Class III peroxidases (EC 1.11.1.7; donor: H2O2 oxidoreductases) are heme-containing enzymes that belong to the peroxidase–catalase superfamily [146,147]; there are at least 158 genes in the maize genome [148]. The large number of peroxidases in plant cells has allowed for the acquisition of a wide variety of functions during seedling/plant development and growth, such as the lignification, suberization, and crosslinking of cell wall components [149]. These enzymes function in both abiotic and biotic stress-related processes and in the oxidation of toxic substances [150,151,152,153,154,155], and thus play a relevant role during seed development and in the embryo during germination [155].
Fifty-three percent of class III peroxidases in maize are soluble enzymes, whereas forty-three percent are membrane-bound isoenzymes [156,157,158]. This implies that the enzymatic activity observed in the extracts used in the present study comes from free or soluble POX, along with a fraction contained in small membrane particles derived from tissue disruption or microsomes, and a part of the latter fraction corresponds to the enzyme located by immunolocalization. Peroxidase has been shown to exhibit a greater affinity for H2O2, approximately 1000 times greater than catalase, and plays a relevant role in ROS detoxification [159].
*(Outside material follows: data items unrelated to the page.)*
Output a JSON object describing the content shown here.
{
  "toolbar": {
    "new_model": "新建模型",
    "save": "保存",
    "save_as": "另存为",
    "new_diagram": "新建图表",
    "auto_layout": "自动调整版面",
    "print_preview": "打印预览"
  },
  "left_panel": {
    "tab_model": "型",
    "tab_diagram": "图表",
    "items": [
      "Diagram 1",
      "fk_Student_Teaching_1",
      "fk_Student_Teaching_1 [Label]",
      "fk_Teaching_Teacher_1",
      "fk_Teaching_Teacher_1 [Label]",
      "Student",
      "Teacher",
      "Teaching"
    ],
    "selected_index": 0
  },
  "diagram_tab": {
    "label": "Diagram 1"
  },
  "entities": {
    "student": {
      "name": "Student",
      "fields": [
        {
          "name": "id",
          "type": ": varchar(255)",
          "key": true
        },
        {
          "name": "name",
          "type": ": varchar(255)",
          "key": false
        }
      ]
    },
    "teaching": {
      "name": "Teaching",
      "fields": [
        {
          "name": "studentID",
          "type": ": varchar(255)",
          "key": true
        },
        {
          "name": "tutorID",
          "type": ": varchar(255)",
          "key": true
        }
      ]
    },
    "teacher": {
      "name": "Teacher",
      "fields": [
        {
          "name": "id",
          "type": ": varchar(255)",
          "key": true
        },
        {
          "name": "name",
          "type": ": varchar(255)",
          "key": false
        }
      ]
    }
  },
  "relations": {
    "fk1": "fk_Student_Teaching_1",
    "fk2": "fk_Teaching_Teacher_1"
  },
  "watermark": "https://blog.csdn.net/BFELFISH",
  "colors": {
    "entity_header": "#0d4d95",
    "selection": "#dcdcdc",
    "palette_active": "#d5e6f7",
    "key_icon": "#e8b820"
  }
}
In the present study, guaiacol and catechin were used as substrates to determine the enzymatic activity in the maize scutellum because peroxidase could catalyze a wide variety of phenolic-type compounds [160,161]. Previous studies have characterized the peroxidation products of guaiacol [84,162,163,164]. In addition, López-Serrano and Barceló [165,166] characterized the products of the peroxidation vs. oxidation of catechin using various products with different degrees of polymerization. In the Chalqueño maize scutellum, during the study period, activity was only observed thought the use of guaiacol or catechin in the presence of H2O indicating that a peroxidase enzyme.
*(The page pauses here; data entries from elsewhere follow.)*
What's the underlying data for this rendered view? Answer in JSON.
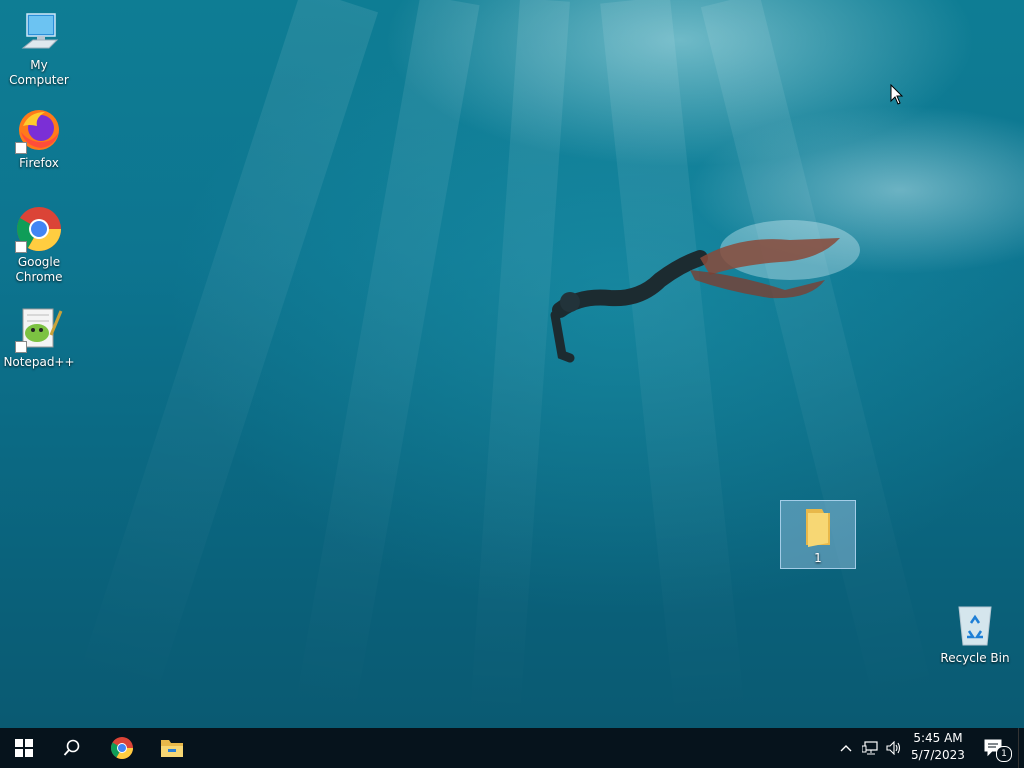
{
  "desktop": {
    "icons": [
      {
        "label": "My Computer",
        "icon": "computer-icon"
      },
      {
        "label": "Firefox",
        "icon": "firefox-icon"
      },
      {
        "label": "Google Chrome",
        "icon": "chrome-icon"
      },
      {
        "label": "Notepad++",
        "icon": "notepadpp-icon"
      },
      {
        "label": "1",
        "icon": "folder-icon"
      },
      {
        "label": "Recycle Bin",
        "icon": "recycle-bin-icon"
      }
    ]
  },
  "taskbar": {
    "start_icon": "windows-logo-icon",
    "search_icon": "search-icon",
    "pinned": [
      "chrome-icon",
      "file-explorer-icon"
    ],
    "tray": {
      "time": "5:45 AM",
      "date": "5/7/2023",
      "notification_count": "1"
    }
  },
  "colors": {
    "taskbar": "#06131c",
    "water": "#0d7590"
  }
}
In this manner, between 0 h and 18 h, guPOX activity increases 3.8-fold, with the same level of activity at 24 h and further increased activity to 3.1-fold greater at 36 h than at 24 h. On the other hand, the activity of caPOX at the same pH is lower but presents the same pattern of increase, varying between 12.4-fold and 21.1-fold from 0 to 18 h and from 24 to 36 h, respectively, with similar activity at 18 and 24 h. Greater guPOX activity was observed in the scutellum under the same conditions as the test for the two substrate mixtures and detection of the products. The results show that the quantified activity is due to a class III peroxidase, since it is inhibited by 90% by SHAM, a specific POX inhibitor, with a greater effect on guPOX. Furthermore, KCN was confirmed to inhibit the enzymatic activity of POX by more than 95%, regardless of the substrate used.
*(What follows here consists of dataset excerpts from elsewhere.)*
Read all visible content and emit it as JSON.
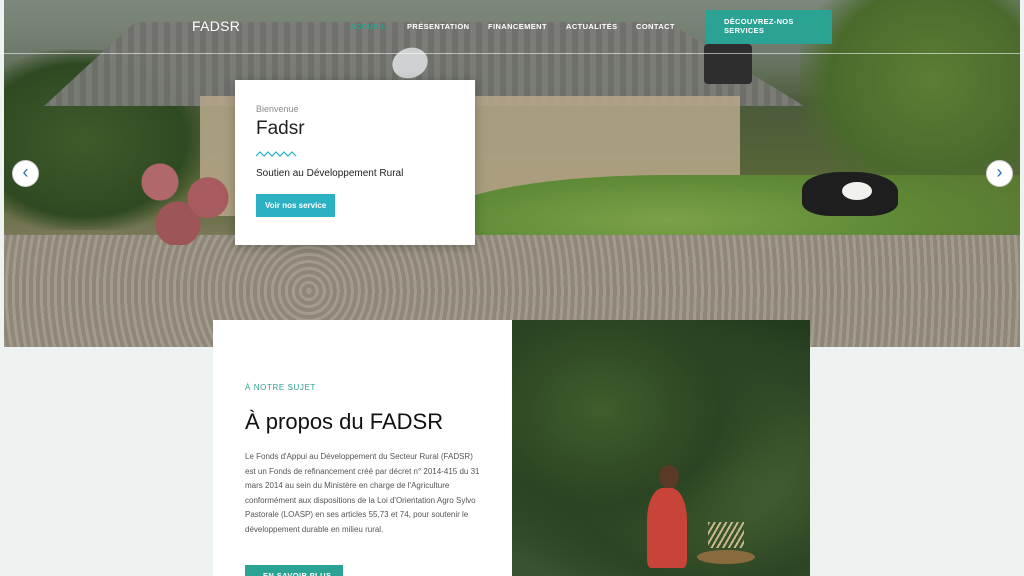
{
  "nav": {
    "brand": "FADSR",
    "items": [
      {
        "label": "ACCUEIL",
        "active": true
      },
      {
        "label": "PRÉSENTATION",
        "active": false
      },
      {
        "label": "FINANCEMENT",
        "active": false
      },
      {
        "label": "ACTUALITÉS",
        "active": false
      },
      {
        "label": "CONTACT",
        "active": false
      }
    ],
    "cta_line1": "DÉCOUVREZ-NOS",
    "cta_line2": "SERVICES"
  },
  "hero": {
    "eyebrow": "Bienvenue",
    "title": "Fadsr",
    "subtitle": "Soutien au Développement Rural",
    "button": "Voir nos service",
    "prev_icon": "chevron-left-icon",
    "next_icon": "chevron-right-icon"
  },
  "about": {
    "eyebrow": "À NOTRE SUJET",
    "title": "À propos du FADSR",
    "body": "Le Fonds d'Appui au Développement du Secteur Rural (FADSR) est un Fonds de refinancement créé par décret n° 2014-415 du 31 mars 2014 au sein du Ministère en charge de l'Agriculture conformément aux dispositions de la Loi d'Orientation Agro Sylvo Pastorale (LOASP) en ses articles 55,73 et 74, pour soutenir le développement durable en milieu rural.",
    "button": "EN SAVOIR PLUS"
  },
  "colors": {
    "accent": "#2aa394",
    "hero_button": "#2bb1c3",
    "active_nav": "#2fa08e"
  }
}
POX activity has been reported in grains of various species, including rice, in which no activity has been detected on the first day of imbibition [167] and significantly increasing activity has been reported from the third to the fourth day of imbibition [168,169]. In the maize scutellum, low basal activity is detected at 0 h of imbibition, indicating that POX is a constitutive enzyme present since the final stage of embryo maturation. This phenomenon has been proposed for POX in the cotyledons of Jatropha curcas seeds, in which there is a gradual increase in POX activity, confirming the presence of a constitutive enzyme at the beginning of germination [170]. On the other hand, other seeds at the beginning of imbibition do not present POX activity, such as tomato [171], Chenopodium rubrum [46,172], and Picea omorika [133]; rather, the increase in activity occurs later during imbibition. Therefore, in these latter species, the main activity of POX can play an important role in the late stage of germination and during seedling growth.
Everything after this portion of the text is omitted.